My childhood village near Kampala was a couple of hills and valleys away from the Victoria shores, but it was bordered by an expansive marsh, with streams and rivulets flowing into the rivers that eventually drain into the Nile.

It was in that marsh that we played our youthful water games, stripped to the skin, boys and girls, waddling and paddling in the muddy pools and puddles. Our mother, poor woman, did not like our games one bit but she could not stop them, and we could not understand what she was getting so upset about.

But looking back now, I realise that there were all sorts of dudus and parasites that clung on to our delicate bodies and curled up in our hair. It was sheer providence that we were not stung or otherwise harmed.

There were also snakes lurking in the reeds and other grasses in the marsh. Indeed, we once encountered a python, which slithered past us with contemptuous benevolence. It also took several pots or debes of water to wash the dark mud off our bodies at the end of the day.

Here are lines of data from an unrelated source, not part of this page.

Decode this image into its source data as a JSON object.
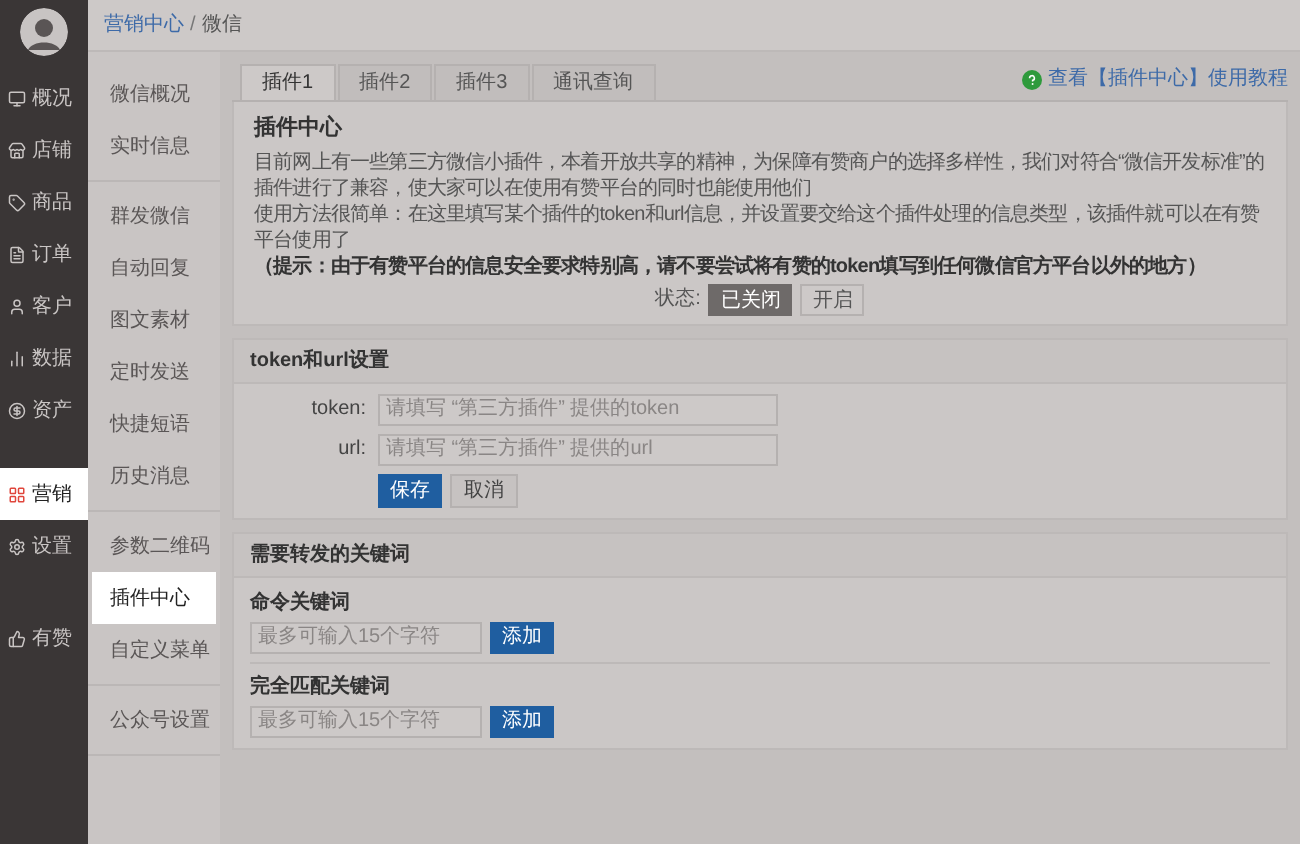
{
  "main_nav": [
    {
      "label": "概况",
      "selected": false
    },
    {
      "label": "店铺",
      "selected": false
    },
    {
      "label": "商品",
      "selected": false
    },
    {
      "label": "订单",
      "selected": false
    },
    {
      "label": "客户",
      "selected": false
    },
    {
      "label": "数据",
      "selected": false
    },
    {
      "label": "资产",
      "selected": false
    },
    {
      "label": "营销",
      "selected": true
    },
    {
      "label": "设置",
      "selected": false
    },
    {
      "label": "有赞",
      "selected": false
    }
  ],
  "breadcrumb": [
    {
      "label": "营销中心",
      "kind": "link"
    },
    {
      "label": "/",
      "kind": "separator"
    },
    {
      "label": "微信",
      "kind": "current"
    }
  ],
  "sub_nav": [
    [
      {
        "label": "微信概况",
        "selected": false
      },
      {
        "label": "实时信息",
        "selected": false
      }
    ],
    [
      {
        "label": "群发微信",
        "selected": false
      },
      {
        "label": "自动回复",
        "selected": false
      },
      {
        "label": "图文素材",
        "selected": false
      },
      {
        "label": "定时发送",
        "selected": false
      },
      {
        "label": "快捷短语",
        "selected": false
      },
      {
        "label": "历史消息",
        "selected": false
      }
    ],
    [
      {
        "label": "参数二维码",
        "selected": false
      },
      {
        "label": "插件中心",
        "selected": true
      },
      {
        "label": "自定义菜单",
        "selected": false
      }
    ],
    [
      {
        "label": "公众号设置",
        "selected": false
      }
    ]
  ],
  "tabs": [
    {
      "label": "插件1",
      "selected": true
    },
    {
      "label": "插件2",
      "selected": false
    },
    {
      "label": "插件3",
      "selected": false
    },
    {
      "label": "通讯查询",
      "selected": false
    }
  ],
  "help_link": "查看【插件中心】使用教程",
  "plugin_center": {
    "title": "插件中心",
    "paragraphs": [
      "目前网上有一些第三方微信小插件，本着开放共享的精神，为保障有赞商户的选择多样性，我们对符合“微信开发标准”的插件进行了兼容，使大家可以在使用有赞平台的同时也能使用他们",
      "使用方法很简单：在这里填写某个插件的token和url信息，并设置要交给这个插件处理的信息类型，该插件就可以在有赞平台使用了"
    ],
    "notice": "（提示：由于有赞平台的信息安全要求特别高，请不要尝试将有赞的token填写到任何微信官方平台以外的地方）",
    "status_label": "状态:",
    "status_options": [
      {
        "label": "已关闭",
        "selected": true
      },
      {
        "label": "开启",
        "selected": false
      }
    ]
  },
  "token_section": {
    "title": "token和url设置",
    "fields": [
      {
        "label": "token:",
        "placeholder": "请填写 “第三方插件” 提供的token"
      },
      {
        "label": "url:",
        "placeholder": "请填写 “第三方插件” 提供的url"
      }
    ],
    "save_button": "保存",
    "cancel_button": "取消"
  },
  "keyword_section": {
    "title": "需要转发的关键词",
    "groups": [
      {
        "title": "命令关键词",
        "placeholder": "最多可输入15个字符",
        "button": "添加"
      },
      {
        "title": "完全匹配关键词",
        "placeholder": "最多可输入15个字符",
        "button": "添加"
      }
    ]
  }
}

I graduated from the marsh to the sparkling waters of the Victoria when, in 1957, I went to junior high school, in the suburbs of Entebbe, the main lakeside city, then still the capital of Uganda.

The school had its own private beach, where we were given formal swimming lessons. There was also a private landing site, where the fishermen delivered daily catches of fish for our dining tables.

Kisubi cemented my attachment to water, and the later exposure to the magnificence of the Indian Ocean on the Swahili Coast seemed to be just an extension of my watery devotion.

But I remain aware that water, whether in a pool, a lake or an ocean, can be “cruel and changeable”, as I wrote in one of my pieces of verse.

Love the water, but love it prudently.